ISSN 1470-3947 (print) | ISSN 1479-6848 (online)

Endocrine Abstracts (2008) 16 P634

Leydig cells activity is impaired in patients with Sertoli cell-only syndrome

Matteo Baldi, Marc Craig Luetjens, Frank Tuettelmann, Eberhard Nieschlag & Manuela Simoni

Institute of Reproductive Medicine of the University, Muenster, Germany.

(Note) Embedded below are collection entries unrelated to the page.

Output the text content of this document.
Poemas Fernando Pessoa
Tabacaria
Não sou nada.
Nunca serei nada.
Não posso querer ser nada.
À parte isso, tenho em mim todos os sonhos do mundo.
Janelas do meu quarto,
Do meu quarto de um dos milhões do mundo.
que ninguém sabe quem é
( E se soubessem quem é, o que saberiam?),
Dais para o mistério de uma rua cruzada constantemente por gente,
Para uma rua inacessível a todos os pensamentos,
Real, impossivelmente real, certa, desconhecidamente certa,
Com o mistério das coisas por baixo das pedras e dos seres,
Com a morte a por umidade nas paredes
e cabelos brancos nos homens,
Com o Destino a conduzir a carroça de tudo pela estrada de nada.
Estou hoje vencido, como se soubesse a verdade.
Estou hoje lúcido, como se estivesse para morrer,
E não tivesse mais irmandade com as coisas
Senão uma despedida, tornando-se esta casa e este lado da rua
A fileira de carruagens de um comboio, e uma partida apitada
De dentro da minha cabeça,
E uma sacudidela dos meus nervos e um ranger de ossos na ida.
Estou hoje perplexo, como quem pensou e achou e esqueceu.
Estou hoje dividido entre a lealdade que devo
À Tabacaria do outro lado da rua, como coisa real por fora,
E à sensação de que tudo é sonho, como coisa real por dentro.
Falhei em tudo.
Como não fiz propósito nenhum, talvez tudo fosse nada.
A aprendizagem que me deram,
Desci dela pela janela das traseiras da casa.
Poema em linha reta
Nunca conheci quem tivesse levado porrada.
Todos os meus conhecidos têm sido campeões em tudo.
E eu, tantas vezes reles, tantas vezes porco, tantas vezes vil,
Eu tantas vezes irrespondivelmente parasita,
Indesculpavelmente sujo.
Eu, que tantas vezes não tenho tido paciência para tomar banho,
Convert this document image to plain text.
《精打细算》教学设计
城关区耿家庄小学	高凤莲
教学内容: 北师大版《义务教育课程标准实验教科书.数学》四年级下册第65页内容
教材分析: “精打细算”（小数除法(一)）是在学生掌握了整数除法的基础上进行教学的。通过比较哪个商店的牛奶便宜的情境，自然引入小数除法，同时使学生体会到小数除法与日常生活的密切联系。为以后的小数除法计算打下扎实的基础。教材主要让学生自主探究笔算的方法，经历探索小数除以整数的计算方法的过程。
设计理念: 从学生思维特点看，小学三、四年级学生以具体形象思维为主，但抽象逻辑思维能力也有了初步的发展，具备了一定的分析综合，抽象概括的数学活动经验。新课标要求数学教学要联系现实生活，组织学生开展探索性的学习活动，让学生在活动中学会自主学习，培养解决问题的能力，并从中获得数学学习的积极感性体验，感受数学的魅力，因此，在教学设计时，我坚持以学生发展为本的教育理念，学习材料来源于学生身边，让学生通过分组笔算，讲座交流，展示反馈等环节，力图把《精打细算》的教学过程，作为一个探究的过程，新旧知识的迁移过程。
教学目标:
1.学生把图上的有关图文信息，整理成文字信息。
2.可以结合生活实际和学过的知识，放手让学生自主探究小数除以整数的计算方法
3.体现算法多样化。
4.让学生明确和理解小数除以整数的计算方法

Sertoli cell-only syndrome (SCOS) is characterized by a lack of germ cells and thickened seminiferous tubule walls and is a frequent finding among men with non-obstructive azoospermia. Spermatogenesis is dependent upon the function and number of Sertoli cells (SC) to support the developing germ cells. Klinefelter syndrome is the most frequent genetic cause of SCOS and presents histological features in common with idiopathic SCOS. Aim of this study was to analyze the relationships between histological features and hormonal picture in SCOS patients (n: 37; AZ), Klinefelter patients (n: 14; KL) and vasectomized patients as a control group (n: 14; VA). Testicular tubule wall thickness was different in the three groups (P<0.05), with the highest values (12.2±0.9 μm) in KL and the lowest in VA (6.7±1.3 μm). Leydig cells number per grid was different between the three groups, with the highest number in KL (255.7±22.5) and the lowest in VA (48.1±16.4, P<0.001). The SC number per tubule was higher in AZ (44.5±2.8) compared with VA (21.8±6.6, P<0.001), whereas the difference did not reach significancy between KL (132.0±44.2) and either AZ or VA. Total testosterone levels were higher in VA (15.0±3.7 nmol/l) compared with KL (9.4±1.6 nmol/l, P<0.02) and AZ (12.8±0.7 nmol/l, P<0.05). A significant negative correlation between the Leydig cell number per grid and total testosterone levels (P<0.001) was found analyzing all patients together, but not single groups. SC number per tubule was positively related to total testosterone levels (P<0.001) and was negatively correlated with tubule walls thickness in AZ only (P<0.001). In conclusion, our data show that lower total testosterone levels are related to a higher number of Leydig cells, thicker tubule walls and a smaller tubule width in all the study groups, thus supporting the hypothesis of a major role of androgens on tubular structure maintenance regardless of genetic or environmental subject characteristics. SCOS patients seem to have lower total testosterone levels as a consequence of an impaired Leydig cells secretive activity.